Пальцы дрогнули, отшатнулись сами собой.
Нельзя. Это последняя черта. Тот, кто переступит её...
Мысль оборвалась, упёршись в одно-единственное, неизменное: Арин.
Он представил её дыхание — слабое, прерывистое. Её глаза, теряющие последний блеск. Холод в их лачуге, который пробирался уже не только под одежду, а глубоко в кости, в саму душу.
Тихий, сдавленный стон вырвался из его горла — звук ломающейся воли. Глаза зажмурились на мгновение.
Когда он открыл их, в них не осталось ничего, кроме пустой, стальной решимости. Он сделал последний, роковой вздох и двинулся вперёд.
Пальцы, всё ещё дрожа, но уже неотвратимо, обхватили холодное, склизкое золото. Прикосновение было осквернённым, отвратительным. Кольцо поддалось не сразу, с противным, влажным чмоканьем, будто сама смерть не хотела отпускать эту добычу.
Он дёрнул — резко, почти с яростью.
И оно сошло.
Джонхан отпрянул, сжимая в кулаке трофей.
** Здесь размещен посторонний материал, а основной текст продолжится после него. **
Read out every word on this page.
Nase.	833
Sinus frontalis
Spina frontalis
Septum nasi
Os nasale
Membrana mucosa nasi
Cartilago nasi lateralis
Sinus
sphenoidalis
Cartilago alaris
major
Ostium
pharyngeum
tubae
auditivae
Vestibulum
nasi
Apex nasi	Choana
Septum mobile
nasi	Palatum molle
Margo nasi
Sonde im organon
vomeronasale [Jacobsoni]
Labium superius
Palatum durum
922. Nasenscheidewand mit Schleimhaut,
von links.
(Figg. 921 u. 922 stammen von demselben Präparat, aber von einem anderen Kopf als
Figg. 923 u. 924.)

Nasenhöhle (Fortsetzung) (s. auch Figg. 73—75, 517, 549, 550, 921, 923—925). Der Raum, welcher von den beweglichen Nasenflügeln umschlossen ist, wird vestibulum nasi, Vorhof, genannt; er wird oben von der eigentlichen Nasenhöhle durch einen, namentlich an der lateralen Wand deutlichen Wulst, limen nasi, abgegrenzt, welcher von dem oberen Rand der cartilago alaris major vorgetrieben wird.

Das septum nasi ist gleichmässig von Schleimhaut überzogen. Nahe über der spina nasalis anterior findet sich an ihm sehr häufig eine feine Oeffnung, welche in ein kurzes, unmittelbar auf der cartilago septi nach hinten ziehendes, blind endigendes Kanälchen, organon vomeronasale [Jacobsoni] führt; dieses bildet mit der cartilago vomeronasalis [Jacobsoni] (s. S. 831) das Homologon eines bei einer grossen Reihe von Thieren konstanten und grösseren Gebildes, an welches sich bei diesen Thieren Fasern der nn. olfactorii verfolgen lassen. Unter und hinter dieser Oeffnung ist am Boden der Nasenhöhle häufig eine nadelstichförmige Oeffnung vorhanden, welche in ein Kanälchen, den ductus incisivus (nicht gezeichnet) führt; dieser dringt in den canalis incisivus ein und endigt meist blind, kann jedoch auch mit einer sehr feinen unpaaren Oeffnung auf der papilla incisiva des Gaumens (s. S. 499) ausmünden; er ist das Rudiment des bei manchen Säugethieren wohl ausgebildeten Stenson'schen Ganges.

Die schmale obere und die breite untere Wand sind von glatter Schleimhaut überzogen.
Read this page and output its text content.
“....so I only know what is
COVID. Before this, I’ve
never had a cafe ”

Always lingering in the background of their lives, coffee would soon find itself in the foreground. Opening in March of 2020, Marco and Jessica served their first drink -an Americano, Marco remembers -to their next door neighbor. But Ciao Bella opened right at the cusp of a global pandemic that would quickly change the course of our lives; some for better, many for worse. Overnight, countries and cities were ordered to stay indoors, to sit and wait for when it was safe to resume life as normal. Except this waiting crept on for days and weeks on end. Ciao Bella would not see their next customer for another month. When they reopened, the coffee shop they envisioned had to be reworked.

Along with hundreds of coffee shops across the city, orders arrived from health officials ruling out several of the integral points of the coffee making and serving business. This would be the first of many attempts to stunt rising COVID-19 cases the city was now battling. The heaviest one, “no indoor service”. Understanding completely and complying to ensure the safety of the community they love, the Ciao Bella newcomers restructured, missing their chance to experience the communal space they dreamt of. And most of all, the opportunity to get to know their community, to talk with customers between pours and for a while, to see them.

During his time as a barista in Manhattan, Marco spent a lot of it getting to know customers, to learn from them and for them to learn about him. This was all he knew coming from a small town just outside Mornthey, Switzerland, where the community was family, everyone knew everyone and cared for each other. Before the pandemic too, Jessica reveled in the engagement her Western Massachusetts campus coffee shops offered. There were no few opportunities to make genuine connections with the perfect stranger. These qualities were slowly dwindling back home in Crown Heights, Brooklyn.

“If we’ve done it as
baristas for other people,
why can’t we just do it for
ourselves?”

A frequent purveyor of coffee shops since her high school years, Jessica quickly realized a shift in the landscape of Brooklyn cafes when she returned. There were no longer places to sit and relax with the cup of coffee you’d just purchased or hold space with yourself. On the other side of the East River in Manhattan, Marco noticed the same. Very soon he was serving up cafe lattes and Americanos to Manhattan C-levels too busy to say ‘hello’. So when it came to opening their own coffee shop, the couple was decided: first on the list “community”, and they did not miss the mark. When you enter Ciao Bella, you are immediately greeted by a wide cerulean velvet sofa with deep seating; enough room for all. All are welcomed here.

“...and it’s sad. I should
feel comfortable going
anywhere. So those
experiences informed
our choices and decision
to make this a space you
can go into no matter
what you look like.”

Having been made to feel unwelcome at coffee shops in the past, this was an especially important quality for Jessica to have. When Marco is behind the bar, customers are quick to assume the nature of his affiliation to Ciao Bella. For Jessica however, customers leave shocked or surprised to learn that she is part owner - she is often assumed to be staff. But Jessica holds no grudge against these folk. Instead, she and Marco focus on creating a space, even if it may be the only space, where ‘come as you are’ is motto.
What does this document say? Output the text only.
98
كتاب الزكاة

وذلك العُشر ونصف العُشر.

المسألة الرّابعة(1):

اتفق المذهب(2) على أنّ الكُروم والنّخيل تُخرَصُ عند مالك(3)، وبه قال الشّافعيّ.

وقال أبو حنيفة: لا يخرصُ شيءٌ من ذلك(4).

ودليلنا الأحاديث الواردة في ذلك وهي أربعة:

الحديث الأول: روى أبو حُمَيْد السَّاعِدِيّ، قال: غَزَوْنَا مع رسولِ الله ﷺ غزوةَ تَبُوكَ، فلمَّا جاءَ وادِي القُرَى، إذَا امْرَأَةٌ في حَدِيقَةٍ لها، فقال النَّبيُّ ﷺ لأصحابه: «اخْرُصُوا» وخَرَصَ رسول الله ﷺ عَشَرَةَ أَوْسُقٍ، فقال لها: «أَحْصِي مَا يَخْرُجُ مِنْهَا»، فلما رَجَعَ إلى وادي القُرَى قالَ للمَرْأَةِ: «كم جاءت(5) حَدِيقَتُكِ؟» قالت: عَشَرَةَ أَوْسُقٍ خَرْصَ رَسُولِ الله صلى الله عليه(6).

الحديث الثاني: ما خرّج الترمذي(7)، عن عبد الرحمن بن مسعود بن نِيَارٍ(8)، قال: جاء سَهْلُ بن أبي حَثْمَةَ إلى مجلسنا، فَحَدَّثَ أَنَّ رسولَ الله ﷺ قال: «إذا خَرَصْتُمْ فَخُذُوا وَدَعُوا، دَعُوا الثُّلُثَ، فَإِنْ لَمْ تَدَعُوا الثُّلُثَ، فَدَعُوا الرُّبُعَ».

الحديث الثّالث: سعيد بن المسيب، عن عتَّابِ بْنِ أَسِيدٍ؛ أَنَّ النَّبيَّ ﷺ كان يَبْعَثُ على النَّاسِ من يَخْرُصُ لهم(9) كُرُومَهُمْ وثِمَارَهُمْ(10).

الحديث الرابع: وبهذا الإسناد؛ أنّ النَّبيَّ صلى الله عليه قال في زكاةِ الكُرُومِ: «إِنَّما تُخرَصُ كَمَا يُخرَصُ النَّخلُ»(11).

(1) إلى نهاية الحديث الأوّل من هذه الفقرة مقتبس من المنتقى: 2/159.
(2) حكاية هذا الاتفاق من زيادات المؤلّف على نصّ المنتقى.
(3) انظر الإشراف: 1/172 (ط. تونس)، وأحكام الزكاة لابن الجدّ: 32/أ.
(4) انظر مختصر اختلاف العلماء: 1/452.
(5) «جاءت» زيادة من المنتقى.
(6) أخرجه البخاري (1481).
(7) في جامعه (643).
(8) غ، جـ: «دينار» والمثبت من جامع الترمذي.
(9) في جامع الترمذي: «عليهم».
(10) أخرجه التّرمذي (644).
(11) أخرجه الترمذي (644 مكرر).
Металл жёг ладонь ледяным холодом, но внутри, в груди, полыхал адский, всепоглощающий огонь. Не торжества. Не победы. А осознания цены.
Он поднял взгляд на лицо покойника. На свои черты, обезображенные смертью. И увидел в этом ужасе не конец, а начало. Уродливый, чудовищный, но единственный шанс.
Билет в другую жизнь. Пропуск в ад, который выглядел как рай. Его шанс вытащить Арин со дна. Даже если ценой этого станет он сам. Его душа. Его имя. Всё, что от него оставалось.